Réforme judiciaire au Mexique: incertitude croissante pour les investisseurs

13.06.2025 - Éditorial

Le 1er juin 2025, le Mexique a organisé pour la première fois une élection directe de son pouvoir judiciaire, soumettant au suffrage universel plus de 2 600 postes, dont les neuf sièges de la Cour suprême. Cette réforme constitutionnelle, initiée par l’ancien président Andrés Manuel López Obrador et mise en œuvre par la présidente Claudia Sheinbaum, constitue un basculement profond dans l’équilibre des pouvoirs de la République.

Présentée comme une mesure de démocratisation de la justice, cette réforme n’a pourtant pas émergé d’une demande claire de la société mexicaine, ni d’un large consensus politique ou institutionnel. Son adoption rapide, sa mise en œuvre précipitée, et l’absence de garanties robustes sur l’indépendance des magistrats élus suscitent de sérieuses préoccupations. Loin de renforcer les institutions, cette réforme ouvre une période d’incertitude quant à l’impartialité du pouvoir judiciaire, à sa résilience face aux pressions politiques, et à sa capacité à garantir la sécurité juridique du pays.

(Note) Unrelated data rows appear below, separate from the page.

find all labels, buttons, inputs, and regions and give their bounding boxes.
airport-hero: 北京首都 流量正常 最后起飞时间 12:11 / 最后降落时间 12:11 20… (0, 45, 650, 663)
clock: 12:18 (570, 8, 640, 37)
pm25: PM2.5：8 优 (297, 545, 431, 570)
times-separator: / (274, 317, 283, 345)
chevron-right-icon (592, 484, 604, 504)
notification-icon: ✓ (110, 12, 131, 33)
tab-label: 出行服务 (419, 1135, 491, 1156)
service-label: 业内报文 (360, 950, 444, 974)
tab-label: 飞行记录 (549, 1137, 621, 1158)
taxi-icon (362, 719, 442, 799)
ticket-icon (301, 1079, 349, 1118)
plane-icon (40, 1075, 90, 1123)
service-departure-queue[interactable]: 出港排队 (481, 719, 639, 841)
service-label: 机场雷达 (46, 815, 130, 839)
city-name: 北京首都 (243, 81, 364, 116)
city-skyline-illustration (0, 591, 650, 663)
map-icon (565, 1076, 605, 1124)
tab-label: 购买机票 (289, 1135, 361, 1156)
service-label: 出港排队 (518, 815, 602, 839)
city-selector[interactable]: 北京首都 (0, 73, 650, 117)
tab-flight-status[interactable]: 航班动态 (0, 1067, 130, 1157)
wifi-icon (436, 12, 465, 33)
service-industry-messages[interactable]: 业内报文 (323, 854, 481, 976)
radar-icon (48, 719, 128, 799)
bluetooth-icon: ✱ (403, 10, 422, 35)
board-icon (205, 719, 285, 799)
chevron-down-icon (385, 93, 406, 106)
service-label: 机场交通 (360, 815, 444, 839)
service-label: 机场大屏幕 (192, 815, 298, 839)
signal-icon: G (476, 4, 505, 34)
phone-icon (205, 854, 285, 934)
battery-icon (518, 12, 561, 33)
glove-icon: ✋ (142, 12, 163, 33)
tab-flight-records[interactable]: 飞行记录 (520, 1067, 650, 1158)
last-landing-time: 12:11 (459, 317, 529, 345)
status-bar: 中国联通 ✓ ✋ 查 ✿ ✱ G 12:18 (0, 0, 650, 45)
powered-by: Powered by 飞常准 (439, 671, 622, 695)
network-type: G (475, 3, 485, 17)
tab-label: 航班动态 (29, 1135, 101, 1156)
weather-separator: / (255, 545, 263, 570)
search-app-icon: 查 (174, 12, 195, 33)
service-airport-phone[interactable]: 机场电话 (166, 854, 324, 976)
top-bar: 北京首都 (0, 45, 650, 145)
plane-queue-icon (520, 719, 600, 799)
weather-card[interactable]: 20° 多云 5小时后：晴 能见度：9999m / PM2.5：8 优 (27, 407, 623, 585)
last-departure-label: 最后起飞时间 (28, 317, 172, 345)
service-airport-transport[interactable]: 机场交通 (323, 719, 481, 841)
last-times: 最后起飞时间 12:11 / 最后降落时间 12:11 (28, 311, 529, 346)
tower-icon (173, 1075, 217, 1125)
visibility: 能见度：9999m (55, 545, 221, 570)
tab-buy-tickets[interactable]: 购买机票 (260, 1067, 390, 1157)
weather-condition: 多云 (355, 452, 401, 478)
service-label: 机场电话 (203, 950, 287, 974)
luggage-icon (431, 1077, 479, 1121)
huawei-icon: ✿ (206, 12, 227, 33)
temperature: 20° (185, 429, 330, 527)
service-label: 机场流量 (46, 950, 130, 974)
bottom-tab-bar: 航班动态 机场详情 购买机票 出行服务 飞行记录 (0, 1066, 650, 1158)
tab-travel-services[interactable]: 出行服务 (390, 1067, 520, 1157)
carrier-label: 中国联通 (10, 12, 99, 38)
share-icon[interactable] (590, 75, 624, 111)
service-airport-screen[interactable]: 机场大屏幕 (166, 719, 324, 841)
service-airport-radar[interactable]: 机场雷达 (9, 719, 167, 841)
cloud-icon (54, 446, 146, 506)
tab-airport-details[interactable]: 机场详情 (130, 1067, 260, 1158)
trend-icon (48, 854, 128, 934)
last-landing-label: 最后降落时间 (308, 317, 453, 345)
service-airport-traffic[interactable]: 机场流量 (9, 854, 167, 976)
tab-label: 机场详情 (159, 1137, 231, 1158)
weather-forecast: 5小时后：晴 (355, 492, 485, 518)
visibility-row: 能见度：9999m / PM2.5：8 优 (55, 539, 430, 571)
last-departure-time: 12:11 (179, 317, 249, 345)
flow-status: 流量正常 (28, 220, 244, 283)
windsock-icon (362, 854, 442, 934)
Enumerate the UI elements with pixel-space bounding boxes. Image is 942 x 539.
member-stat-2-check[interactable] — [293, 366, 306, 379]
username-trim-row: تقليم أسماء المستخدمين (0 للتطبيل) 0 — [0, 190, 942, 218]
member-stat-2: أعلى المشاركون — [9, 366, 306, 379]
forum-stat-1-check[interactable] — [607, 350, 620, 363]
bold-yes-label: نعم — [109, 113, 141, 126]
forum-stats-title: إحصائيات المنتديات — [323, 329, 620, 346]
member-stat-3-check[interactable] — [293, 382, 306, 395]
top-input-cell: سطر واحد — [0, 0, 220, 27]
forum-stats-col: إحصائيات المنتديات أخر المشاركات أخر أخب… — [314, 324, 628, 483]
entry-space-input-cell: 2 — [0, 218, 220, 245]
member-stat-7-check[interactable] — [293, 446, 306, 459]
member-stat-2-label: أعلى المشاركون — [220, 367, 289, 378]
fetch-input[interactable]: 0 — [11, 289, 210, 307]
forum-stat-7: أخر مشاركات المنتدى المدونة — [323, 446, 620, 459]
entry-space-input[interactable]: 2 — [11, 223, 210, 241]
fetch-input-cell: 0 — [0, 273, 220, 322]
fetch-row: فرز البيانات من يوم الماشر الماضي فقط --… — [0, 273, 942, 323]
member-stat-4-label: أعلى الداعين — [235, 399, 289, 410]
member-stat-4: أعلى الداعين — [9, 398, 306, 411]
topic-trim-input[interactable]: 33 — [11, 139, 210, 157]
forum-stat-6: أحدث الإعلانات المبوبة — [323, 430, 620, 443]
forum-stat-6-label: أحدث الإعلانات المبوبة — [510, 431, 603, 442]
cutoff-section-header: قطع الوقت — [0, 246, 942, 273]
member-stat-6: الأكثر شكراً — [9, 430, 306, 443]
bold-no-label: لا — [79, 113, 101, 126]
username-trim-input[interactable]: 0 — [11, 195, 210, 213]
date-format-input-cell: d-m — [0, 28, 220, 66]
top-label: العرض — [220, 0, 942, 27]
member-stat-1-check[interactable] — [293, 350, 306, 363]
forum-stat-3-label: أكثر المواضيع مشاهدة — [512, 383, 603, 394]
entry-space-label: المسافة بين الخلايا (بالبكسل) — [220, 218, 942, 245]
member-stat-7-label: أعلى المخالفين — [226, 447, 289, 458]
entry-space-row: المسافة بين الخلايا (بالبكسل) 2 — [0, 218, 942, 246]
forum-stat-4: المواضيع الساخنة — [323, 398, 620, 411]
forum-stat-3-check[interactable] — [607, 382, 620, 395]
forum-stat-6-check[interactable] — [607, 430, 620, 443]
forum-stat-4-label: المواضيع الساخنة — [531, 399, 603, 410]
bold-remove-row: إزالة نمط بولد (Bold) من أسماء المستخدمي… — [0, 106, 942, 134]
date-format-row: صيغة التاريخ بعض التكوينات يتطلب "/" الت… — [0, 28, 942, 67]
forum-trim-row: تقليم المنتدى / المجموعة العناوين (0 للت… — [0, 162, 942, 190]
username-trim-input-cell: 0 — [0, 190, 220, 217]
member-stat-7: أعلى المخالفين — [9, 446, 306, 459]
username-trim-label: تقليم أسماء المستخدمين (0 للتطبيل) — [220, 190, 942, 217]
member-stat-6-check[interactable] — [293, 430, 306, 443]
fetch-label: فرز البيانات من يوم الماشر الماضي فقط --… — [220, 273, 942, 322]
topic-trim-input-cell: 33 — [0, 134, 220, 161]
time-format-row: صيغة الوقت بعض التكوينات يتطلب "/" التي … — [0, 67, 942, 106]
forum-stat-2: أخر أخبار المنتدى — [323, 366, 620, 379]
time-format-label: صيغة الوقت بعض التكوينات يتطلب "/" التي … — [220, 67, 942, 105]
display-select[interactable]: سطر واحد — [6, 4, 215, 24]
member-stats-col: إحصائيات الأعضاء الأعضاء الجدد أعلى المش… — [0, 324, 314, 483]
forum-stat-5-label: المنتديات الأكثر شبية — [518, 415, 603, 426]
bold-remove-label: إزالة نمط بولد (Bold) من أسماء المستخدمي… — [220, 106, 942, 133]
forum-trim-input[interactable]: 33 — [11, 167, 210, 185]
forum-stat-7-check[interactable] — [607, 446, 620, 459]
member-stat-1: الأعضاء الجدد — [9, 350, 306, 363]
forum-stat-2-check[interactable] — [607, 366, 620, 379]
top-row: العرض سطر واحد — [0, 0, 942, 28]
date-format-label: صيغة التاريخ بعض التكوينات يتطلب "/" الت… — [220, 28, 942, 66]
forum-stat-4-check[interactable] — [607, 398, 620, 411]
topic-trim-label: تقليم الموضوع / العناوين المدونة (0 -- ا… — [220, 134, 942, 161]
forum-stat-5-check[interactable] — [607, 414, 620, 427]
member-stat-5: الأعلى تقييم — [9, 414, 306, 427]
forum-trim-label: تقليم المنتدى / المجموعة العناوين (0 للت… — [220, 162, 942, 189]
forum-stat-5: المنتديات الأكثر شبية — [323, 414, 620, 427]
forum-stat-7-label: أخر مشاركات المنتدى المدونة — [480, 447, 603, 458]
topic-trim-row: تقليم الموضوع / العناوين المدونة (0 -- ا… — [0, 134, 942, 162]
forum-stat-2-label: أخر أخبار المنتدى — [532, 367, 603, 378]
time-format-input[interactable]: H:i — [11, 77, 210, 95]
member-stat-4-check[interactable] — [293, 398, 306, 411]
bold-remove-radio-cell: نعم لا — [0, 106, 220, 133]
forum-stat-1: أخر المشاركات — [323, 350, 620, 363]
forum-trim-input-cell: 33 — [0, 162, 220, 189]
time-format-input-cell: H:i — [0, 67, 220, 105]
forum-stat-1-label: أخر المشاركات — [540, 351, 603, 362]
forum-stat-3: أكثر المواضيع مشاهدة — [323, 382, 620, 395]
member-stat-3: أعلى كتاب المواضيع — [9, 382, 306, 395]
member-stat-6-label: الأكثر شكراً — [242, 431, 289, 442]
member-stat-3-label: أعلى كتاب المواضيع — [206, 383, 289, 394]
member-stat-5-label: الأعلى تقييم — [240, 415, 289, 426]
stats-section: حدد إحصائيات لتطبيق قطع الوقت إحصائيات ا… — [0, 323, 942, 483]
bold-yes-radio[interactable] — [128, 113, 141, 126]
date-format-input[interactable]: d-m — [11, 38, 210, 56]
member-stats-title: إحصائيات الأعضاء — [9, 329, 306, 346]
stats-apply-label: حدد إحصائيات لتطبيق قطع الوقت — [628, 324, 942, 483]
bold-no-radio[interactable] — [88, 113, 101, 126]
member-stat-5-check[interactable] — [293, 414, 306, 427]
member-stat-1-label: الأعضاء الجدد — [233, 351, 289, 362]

Au total, ce sont 2 681 postes judiciaires qui ont été soumis à l’élection directe. Parmi eux, 881 relèvent de l’ordre fédéral, incluant :

– 9 ministres de la Cour suprême de justice de la Nation (SCJN),
– 2 magistrats de la Sala Superior du Tribunal Électoral du Pouvoir Judiciaire de la Fédération (TEPJF),
– 5 membres du nouveau Tribunal de Discipline Judiciaire,
– 15 magistrats des Salas Regionales du TEPJF,
– 464 magistrats de circuit,
– 386 juges de district.

À cela s’ajoutent environ 1 800 postes supplémentaires dans les pouvoirs judiciaires des 19 États où des élections locales ont également eu lieu. Les fonctions locales comprenaient des juges, des magistrats et des membres de tribunaux disciplinaires, avec des niveaux de complexité et de volume variables selon les entités fédérées.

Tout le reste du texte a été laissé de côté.